A cluster is attributed to a customer during the account setup process. Capacity planning is based on additional cluster roll out. A customer account can be easily migrated from one cluster to another

Fault analysis and account logs

GroupCamp invest heavily in fault analysis and detection systems for its applications. In case of an application malfunction, the GroupCamp operations team can activate application logging system for a given customer account in order to thoroughly analyse all events on a given account. This procedure is described in our Privacy Policy.

Our operations logging information do not provide any information on the customer data but provide a logical and detailed description on the events logged in an account.

See an example of application logs in the screenshot below. GroupCamp may activate more advanced applications logs which may reveal the content of customer data.
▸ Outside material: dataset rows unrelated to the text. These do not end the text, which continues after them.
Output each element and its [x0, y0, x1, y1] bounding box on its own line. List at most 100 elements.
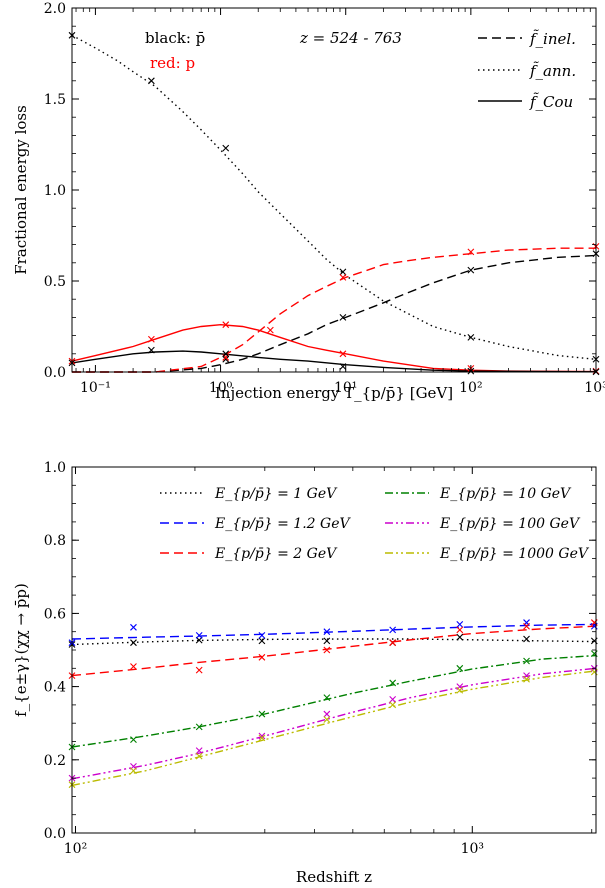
data-marker: [130, 767, 137, 775]
series-line-f-inel-p: [72, 254, 597, 373]
data-marker: [147, 335, 155, 343]
data-marker: [130, 736, 137, 744]
series-line-e-p-p-100-gev: [71, 667, 597, 780]
series-line-f-cou-p: [71, 323, 597, 373]
energy-loss-panel: 10⁻¹ 10⁰ 10¹ 10² 10³ 0.0 0.5 1.0 1.5 2.0 black: p…: [12, 1, 605, 402]
x-tick-label: 10²: [64, 841, 87, 857]
black-label: black: p̄: [145, 29, 205, 47]
data-marker: [456, 620, 464, 628]
data-marker: [323, 637, 331, 645]
data-marker: [195, 752, 203, 760]
data-marker: [130, 663, 137, 670]
data-marker: [323, 628, 331, 636]
series-line-e-p-p-1000-gev: [71, 670, 597, 787]
data-marker: [339, 363, 347, 370]
data-marker: [456, 664, 464, 672]
data-marker: [523, 657, 530, 665]
data-marker: [523, 675, 530, 683]
data-marker: [389, 639, 397, 647]
x-tick-label: 10⁰: [209, 380, 233, 396]
series-line-e-p-p-1-2-gev: [71, 623, 597, 640]
data-marker: [195, 723, 203, 731]
series-line-e-p-p-10-gev: [71, 654, 597, 748]
data-marker: [222, 355, 230, 363]
data-marker: [323, 646, 331, 654]
legend-label-e-p-p-1000-gev: E_{p/p̄} = 1000 GeV: [439, 546, 590, 562]
data-marker: [147, 77, 155, 85]
x-tick-label: 10¹: [334, 380, 357, 396]
data-marker: [523, 622, 530, 630]
data-marker: [323, 694, 331, 701]
y-tick-label: 1.5: [44, 92, 66, 108]
series-line-e-p-p-2-gev: [71, 625, 597, 677]
data-marker: [467, 248, 475, 256]
series-line-f-ann-p: [71, 34, 597, 360]
data-marker: [130, 623, 137, 631]
y-axis-label-top: Fractional energy loss: [12, 105, 30, 275]
data-marker: [258, 631, 266, 639]
data-marker: [339, 273, 347, 281]
x-tick-label: 10³: [584, 380, 605, 396]
data-marker: [467, 266, 475, 274]
data-marker: [222, 321, 230, 329]
data-marker: [258, 734, 266, 742]
data-marker: [130, 639, 137, 647]
series-line-e-p-p-1-gev: [71, 638, 597, 646]
series-line-f-inel-p: [72, 247, 596, 373]
legend-label-e-p-p-100-gev: E_{p/p̄} = 100 GeV: [439, 516, 581, 532]
y-axis-label-bottom: f_{e±γ}(χχ → p̄p): [12, 583, 30, 717]
x-axis-label-top: Injection energy T_{p/p̄} [GeV]: [215, 384, 453, 402]
data-marker: [258, 637, 266, 645]
legend-label-e-p-p-2-gev: E_{p/p̄} = 2 GeV: [214, 546, 338, 562]
legend-top: f̃_inel. f̃_ann. f̃_Cou: [478, 30, 576, 111]
y-tick-label: 2.0: [44, 1, 66, 17]
data-marker: [195, 666, 203, 674]
legend-bottom: E_{p/p̄} = 1 GeV E_{p/p̄} = 10 GeV E_{p/p̄…: [160, 486, 590, 562]
energy-loss-curves: [71, 34, 597, 373]
x-axis-label-bottom: Redshift z: [296, 868, 372, 886]
redshift-markers: [68, 619, 598, 789]
legend-label-cou: f̃_Cou: [529, 93, 573, 111]
y-tick-label: 0.0: [44, 826, 66, 842]
data-marker: [258, 710, 266, 718]
data-marker: [323, 710, 331, 718]
data-marker: [339, 314, 347, 321]
redshift-panel: 10² 10³ 0.0 0.2 0.4 0.6 0.8 1.0 E_{p/p̄} = 1 Ge…: [12, 460, 598, 886]
data-marker: [222, 350, 230, 358]
series-line-f-cou-p: [71, 350, 597, 373]
data-marker: [389, 701, 397, 709]
redshift-curves: [71, 623, 597, 787]
y-tick-label: 0.2: [44, 753, 66, 769]
y-tick-label: 0.5: [44, 274, 66, 290]
data-marker: [339, 350, 347, 358]
data-marker: [456, 626, 464, 634]
data-marker: [266, 326, 274, 334]
data-marker: [456, 686, 464, 694]
legend-label-e-p-p-1-2-gev: E_{p/p̄} = 1.2 GeV: [214, 516, 351, 532]
data-marker: [523, 635, 530, 643]
data-marker: [456, 633, 464, 641]
red-label: red: p: [150, 54, 195, 72]
data-marker: [222, 144, 230, 152]
legend-label-e-p-p-10-gev: E_{p/p̄} = 10 GeV: [439, 486, 572, 502]
data-marker: [467, 334, 475, 341]
legend-label-inel: f̃_inel.: [529, 30, 576, 48]
energy-loss-markers: [68, 31, 600, 376]
y-tick-label: 1.0: [44, 460, 66, 476]
data-marker: [389, 679, 397, 687]
y-tick-label: 0.0: [44, 365, 66, 381]
data-marker: [339, 268, 347, 276]
x-tick-label: 10⁻¹: [80, 380, 111, 396]
energy-loss-ticks: 10⁻¹ 10⁰ 10¹ 10² 10³ 0.0 0.5 1.0 1.5 2.0: [44, 1, 605, 396]
y-tick-label: 1.0: [44, 183, 66, 199]
data-marker: [258, 653, 266, 661]
legend-label-ann: f̃_ann.: [529, 62, 576, 80]
redshift-ticks: 10² 10³ 0.0 0.2 0.4 0.6 0.8 1.0: [44, 460, 596, 857]
y-tick-label: 0.8: [44, 533, 66, 549]
data-marker: [323, 716, 331, 723]
data-marker: [389, 626, 397, 634]
data-marker: [389, 696, 397, 703]
legend-label-e-p-p-1-gev: E_{p/p̄} = 1 GeV: [214, 486, 338, 502]
data-marker: [195, 631, 203, 639]
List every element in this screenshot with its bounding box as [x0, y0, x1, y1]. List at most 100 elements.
This activation requires approval by the customer as described in our Privacy Policy.

System restoration after failure

Repairing the temporary loss of a hosting facility

This fault is highly unlikely but may occur in the case of a major electric feed failure or IP data access failure. In this case the GroupCamp service would be fully restored on secondary services located on a different hosting facility.

Loss of data or corrupt database information

In the case of a data corruption by the database service, GroupCamp may be required to use a recent archive to restore the service. This operation may cause the loss of recent updates in a customer account.

Full and complete loss of a hosting facility or cluster.

This scenario has a very low probability and concerns events such as war or natural catastrophes. In that particular case, GroupCamp will rely on its back-up storage service to transfer customer accounts on another cluster located in a different geographical region (if of course the GroupCamp team survives such an event).